The Fast Fourier Transform of this Kernel Blows Up

Question

Warning: This type of math is new to me, and I am self learning for my thesis, so I am coming at this question with a shakey understanding to begin with.

I am trying to take the Fast Fourier Transform of a 2D Gaussian Dispersal Kernel that looks like this:

$$ G(x,y) = \frac{1}{4\pi \mu} e^{-\frac{x^2 + y^2}{4\mu}} $$

The spatial domain that I am using is a 2-dimensional 7x7 grid in which each cell has length of 500m. I chose N = 8 because to my understanding using N = $ 2^{m} $ makes the FFT algorithm efficient, and choosing N = 8 divides my grid in 7x7 cells quite nicely - although this could change if it is needed. Below is the code that I use in my problem:

% Setting Parameters

xl = 1750; yl = 1750;            % Length of x-axis & y-axis
N = 8          ;                 % Number of intervals
dx = 2*xl/N; dy = 2*yl/N ;       % Width of each cell
x = linspace(-xl,xl-dx,N);       % Define the x-axis
y = linspace(-yl,yl-dy,N);       % Define the y-axis
[X,Y] = meshgrid(x,y);           % Create a spatial grid. 

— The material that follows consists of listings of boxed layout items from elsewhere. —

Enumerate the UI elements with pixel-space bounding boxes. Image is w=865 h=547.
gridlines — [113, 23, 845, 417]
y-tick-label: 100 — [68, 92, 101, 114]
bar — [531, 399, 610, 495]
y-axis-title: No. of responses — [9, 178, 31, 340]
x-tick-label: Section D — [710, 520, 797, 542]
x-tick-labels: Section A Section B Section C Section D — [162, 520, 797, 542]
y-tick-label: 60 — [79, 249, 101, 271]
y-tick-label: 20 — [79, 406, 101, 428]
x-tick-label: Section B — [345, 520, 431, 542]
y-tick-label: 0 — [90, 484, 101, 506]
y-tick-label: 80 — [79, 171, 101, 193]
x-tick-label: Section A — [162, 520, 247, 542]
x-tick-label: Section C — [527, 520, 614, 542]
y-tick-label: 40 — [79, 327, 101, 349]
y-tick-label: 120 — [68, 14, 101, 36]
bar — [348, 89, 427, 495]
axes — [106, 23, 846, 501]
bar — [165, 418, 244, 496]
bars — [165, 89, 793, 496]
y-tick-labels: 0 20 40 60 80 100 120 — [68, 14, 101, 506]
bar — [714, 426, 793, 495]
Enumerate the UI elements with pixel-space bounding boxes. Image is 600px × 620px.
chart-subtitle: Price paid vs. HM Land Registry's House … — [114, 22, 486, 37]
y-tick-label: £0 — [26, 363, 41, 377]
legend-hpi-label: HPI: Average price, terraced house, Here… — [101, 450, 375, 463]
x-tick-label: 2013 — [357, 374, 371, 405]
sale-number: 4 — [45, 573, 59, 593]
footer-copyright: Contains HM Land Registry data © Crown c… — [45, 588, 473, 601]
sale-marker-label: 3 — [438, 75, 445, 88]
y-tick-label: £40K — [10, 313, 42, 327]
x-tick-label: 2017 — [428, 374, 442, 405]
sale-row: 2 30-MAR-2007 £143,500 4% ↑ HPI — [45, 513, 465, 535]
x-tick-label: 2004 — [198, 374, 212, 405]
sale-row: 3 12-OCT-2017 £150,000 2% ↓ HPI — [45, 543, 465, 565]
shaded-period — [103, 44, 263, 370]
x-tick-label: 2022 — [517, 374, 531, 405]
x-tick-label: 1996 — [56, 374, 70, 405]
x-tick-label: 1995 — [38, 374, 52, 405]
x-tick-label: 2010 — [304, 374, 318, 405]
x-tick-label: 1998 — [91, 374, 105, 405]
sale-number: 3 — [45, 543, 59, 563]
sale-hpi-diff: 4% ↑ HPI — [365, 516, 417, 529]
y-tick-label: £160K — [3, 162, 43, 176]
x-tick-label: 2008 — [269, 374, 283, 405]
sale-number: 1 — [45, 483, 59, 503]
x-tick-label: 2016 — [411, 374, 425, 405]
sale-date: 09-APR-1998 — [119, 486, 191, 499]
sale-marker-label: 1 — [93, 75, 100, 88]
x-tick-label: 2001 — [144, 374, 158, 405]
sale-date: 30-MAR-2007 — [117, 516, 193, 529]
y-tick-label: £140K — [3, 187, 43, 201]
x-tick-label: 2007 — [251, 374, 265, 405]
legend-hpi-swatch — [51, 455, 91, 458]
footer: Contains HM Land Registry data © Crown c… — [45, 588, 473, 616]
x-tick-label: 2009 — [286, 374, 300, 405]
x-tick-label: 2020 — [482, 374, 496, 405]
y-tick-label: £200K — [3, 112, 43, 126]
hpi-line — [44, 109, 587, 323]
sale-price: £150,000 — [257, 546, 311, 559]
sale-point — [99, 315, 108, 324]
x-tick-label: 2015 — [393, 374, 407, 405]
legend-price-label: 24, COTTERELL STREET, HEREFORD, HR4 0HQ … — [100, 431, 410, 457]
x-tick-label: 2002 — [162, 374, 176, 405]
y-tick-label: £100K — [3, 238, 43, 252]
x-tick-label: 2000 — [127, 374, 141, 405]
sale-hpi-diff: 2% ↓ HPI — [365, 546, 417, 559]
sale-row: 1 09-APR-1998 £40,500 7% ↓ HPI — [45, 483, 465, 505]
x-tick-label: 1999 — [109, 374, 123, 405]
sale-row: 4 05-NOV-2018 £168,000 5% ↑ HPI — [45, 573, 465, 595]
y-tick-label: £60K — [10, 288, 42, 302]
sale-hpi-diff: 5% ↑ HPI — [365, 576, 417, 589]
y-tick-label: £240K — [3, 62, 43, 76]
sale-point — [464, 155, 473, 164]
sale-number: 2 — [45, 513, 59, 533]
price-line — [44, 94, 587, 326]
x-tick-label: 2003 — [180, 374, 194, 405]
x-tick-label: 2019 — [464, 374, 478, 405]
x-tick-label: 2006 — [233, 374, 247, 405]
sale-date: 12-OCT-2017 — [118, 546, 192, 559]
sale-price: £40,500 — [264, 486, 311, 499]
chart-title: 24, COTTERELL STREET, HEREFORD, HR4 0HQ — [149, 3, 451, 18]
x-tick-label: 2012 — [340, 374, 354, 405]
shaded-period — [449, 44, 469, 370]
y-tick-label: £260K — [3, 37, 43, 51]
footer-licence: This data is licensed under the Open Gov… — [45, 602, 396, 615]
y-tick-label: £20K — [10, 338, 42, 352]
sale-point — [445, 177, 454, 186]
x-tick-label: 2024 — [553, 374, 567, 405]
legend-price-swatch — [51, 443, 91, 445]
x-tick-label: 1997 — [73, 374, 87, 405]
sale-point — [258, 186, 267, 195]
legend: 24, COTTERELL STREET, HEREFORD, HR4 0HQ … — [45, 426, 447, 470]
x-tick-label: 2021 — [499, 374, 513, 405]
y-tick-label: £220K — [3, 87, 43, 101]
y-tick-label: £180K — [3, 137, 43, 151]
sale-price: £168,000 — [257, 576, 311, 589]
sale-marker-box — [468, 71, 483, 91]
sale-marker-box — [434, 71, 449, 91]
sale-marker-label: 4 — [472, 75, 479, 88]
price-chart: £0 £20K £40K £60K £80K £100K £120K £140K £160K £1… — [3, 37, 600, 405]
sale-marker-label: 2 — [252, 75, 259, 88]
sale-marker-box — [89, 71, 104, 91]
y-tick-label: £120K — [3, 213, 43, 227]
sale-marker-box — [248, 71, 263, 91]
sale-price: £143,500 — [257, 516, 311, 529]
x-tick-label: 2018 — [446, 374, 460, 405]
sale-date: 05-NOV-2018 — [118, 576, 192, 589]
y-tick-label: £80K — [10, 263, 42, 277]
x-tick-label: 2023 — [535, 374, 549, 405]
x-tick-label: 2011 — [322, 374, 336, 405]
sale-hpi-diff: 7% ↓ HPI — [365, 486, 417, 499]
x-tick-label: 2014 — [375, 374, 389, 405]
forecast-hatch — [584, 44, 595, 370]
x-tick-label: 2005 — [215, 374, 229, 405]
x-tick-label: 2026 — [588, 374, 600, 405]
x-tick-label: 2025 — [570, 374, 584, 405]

% Dispersal parameters & Kernel

Dt = 0.667;                      % Estimate pulled from previous study
mu = Dt;
K2D=1/(4*pi*mu)*exp(-(X.^2+Y.^2)./(4*mu));

% Initialize a population in the (-1<=y<=1)x(-1<=x<=1) square
p0 = (abs(X)<=500 & abs(Y)<=500); 

% Perform the FFT on p0 and K2D and get p1.
fp0 = fft2(p0);
fK2D = dx * dy * fft2(K2D);
fp1 = fp0.*fK2D;
p1 = real( fftshift( ifft2(fp1) ) );

What seems to be of issue for me is that when I go to calculate fK2D, all of the values get scaled by a factor of 4, while the original kernel has a value that does not have this scaling. The problem is that when I go to calculate p1, which conceptually you can think of as the population of some animal after p0, the values retain the scaling and populations seem to blow up. From what I have seen, I am not sure whether or not this means that I need to "normalize" the kernel, and if it is the case that I do need to normalize the kernel, it's not clear to me what it should be normalized by.

Answer 1

One thing for sure is that it is not due to $\mu$. See the insights below. Note that MATLABs FFT performs a sum with no normalization, while the ifft does. Typing help fft on MATLAB tells us

For length N input vector x, the DFT is a length N vector X,
with elements
                 N
   X(k) =       sum  x(n)*exp(-j*2*pi*(k-1)*(n-1)/N), 1 <= k <= N.
                n=1
The inverse DFT (computed by IFFT) is given by
                 N
   x(n) = (1/N) sum  X(k)*exp( j*2*pi*(k-1)*(n-1)/N), 1 <= n <= N.
                k=1

Some insights on the FFT

It is worth noting the following FFT property: $$\mathcal{F}(e^{-at^2}) = \sqrt{\frac{\pi}{a}} \exp(- \pi^2 \frac{f^2}{a} )$$ The 2D FFT in your case will give a normalization factor (for $a = \frac{1}{4\mu}$) that looks like this $\sqrt{4\pi\mu}$ for one dimension. Square it you get $4\pi\mu$. This normalization factor cancels the one in your expression.